“¿Y si me paro acá lejos?”, dijo
Martincito elevando el lejos allí
por la e.
Clavado a dos pasos de las
hornallas y de su madre, señalaba con la pera la vasta distancia que
lo separaba de ella.
Con los brazos enlazados en su espalda
para rogar permiso, le preguntaba qué pasaría de caerle agua
caliente en el cuerpo, si era el mismo agua de la “pile” del
club, cuan caliente estaba dicha agua y por qué ella no se quemaba,
contestándose a si mismo que: Claro-mamá-es-más-grande-y-“cuidada”.

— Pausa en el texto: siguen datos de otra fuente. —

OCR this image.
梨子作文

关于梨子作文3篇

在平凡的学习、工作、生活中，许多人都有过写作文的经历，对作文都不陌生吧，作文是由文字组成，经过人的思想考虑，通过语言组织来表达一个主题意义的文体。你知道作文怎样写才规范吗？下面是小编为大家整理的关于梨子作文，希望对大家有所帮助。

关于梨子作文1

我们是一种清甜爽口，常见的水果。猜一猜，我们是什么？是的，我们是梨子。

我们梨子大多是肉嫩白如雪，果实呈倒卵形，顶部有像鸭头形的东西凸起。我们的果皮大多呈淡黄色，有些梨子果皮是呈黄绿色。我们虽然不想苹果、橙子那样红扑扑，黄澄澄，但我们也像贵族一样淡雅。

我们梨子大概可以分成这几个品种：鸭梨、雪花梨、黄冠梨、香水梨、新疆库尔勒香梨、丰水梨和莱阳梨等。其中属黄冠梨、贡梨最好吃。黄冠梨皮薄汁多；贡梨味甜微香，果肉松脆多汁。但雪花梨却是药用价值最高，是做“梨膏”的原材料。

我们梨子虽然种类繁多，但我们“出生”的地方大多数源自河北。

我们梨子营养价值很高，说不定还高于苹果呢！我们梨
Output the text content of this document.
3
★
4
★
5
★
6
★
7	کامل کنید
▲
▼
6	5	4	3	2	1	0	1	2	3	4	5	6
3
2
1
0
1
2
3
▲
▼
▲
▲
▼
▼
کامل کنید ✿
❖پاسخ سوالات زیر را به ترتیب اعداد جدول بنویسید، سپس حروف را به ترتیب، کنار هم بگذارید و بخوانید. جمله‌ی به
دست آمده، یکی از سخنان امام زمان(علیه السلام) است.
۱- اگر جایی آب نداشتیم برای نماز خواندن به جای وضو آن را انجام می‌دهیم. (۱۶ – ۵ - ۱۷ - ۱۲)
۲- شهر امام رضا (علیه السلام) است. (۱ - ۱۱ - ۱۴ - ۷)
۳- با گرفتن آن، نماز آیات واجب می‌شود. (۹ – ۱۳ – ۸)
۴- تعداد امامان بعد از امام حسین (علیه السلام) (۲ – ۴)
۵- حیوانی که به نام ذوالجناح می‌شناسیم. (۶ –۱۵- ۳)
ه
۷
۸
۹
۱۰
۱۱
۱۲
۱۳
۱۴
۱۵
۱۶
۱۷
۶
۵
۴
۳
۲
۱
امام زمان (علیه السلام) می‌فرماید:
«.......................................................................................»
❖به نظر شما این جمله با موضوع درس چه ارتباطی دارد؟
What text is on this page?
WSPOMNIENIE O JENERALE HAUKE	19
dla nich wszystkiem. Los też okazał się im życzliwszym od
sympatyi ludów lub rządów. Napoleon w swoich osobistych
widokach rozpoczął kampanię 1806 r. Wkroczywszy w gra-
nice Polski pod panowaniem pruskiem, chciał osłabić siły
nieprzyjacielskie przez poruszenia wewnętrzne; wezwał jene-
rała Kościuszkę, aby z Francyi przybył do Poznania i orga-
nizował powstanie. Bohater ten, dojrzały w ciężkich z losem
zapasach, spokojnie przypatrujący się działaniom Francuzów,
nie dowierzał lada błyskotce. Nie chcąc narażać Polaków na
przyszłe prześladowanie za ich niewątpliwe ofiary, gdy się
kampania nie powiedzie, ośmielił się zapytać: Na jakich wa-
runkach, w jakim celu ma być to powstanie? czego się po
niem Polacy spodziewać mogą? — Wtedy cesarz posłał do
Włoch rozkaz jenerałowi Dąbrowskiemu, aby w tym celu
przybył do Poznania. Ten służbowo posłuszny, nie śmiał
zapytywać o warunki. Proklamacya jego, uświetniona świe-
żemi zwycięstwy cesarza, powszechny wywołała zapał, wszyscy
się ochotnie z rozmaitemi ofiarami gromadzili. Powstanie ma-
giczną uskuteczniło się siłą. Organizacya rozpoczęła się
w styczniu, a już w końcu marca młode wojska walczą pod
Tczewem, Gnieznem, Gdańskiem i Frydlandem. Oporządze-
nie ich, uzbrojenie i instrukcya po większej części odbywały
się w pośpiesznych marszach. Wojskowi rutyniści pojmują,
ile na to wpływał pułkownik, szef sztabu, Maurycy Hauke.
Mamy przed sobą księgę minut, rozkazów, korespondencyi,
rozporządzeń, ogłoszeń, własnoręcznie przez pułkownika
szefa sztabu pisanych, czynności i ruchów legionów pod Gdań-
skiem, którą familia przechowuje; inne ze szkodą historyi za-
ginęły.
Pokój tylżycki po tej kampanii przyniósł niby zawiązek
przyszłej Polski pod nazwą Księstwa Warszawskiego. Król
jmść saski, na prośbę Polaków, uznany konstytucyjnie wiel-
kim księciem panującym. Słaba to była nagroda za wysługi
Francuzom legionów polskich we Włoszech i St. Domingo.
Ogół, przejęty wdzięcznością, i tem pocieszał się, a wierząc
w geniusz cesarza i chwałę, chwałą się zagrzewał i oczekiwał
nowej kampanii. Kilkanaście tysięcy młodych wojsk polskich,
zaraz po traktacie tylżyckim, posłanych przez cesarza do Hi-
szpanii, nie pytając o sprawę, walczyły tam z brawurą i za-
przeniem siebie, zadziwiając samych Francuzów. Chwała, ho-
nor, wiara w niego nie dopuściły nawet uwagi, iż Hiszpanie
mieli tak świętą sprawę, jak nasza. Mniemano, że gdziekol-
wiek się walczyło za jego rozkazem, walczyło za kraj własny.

Estiraba de tanto en tanto el cuello, sin esperanzas de que cambie su
visión panorámica aunque no por ello sin ilusiones.
Raquel revolvía el caldo escuchando
con esa particualr atención que tienen las madres, atención que
consigue responder lo que él precisa escuchar y que se bifurca en
las cuentas del mercado, las dudas de aquella llamada que recibió el
marido casi a las once de la noche (dudas que disipa por amor y por
otras deducciones), las imágenes fugaces de su padre, la época de
los pañales con todas sus facetas y otra vez el Martín detrás
suyo. El caldo ya se mecanizaba en un ir y venir a través de la
cuchara de madera, las verduras emergían entre borbotones para tomar
aire mientras que el vapor dulce y naranja hacía mediodía en la
agonía de la mañana.
Luego Martín dejaba de conformarse con
bisílabos e incurría en lo clásico para obtener respuestas. “¿Ah,
ma? ¿Ah?”
“No hijo, a ver ¿Vos cuánto creés que debería poner?” dijo Raquel con los dedos distraídos
en el paquete de arroz, dada vuelta hacia la inquietud estirada de su
hijo, quien permanecía con la obediencia infantil cruzándose tras
su espalda. Así Raquel sintió un deseo abrasador de ronronearle en
los cachetes para que él desfallezca bajo esa risa incontrolable,
así como sintió otro deseo, bien distinto y poderoso, en el cual
jugaría a que los dos eran un híbrido niño/adulto, adulto/niño.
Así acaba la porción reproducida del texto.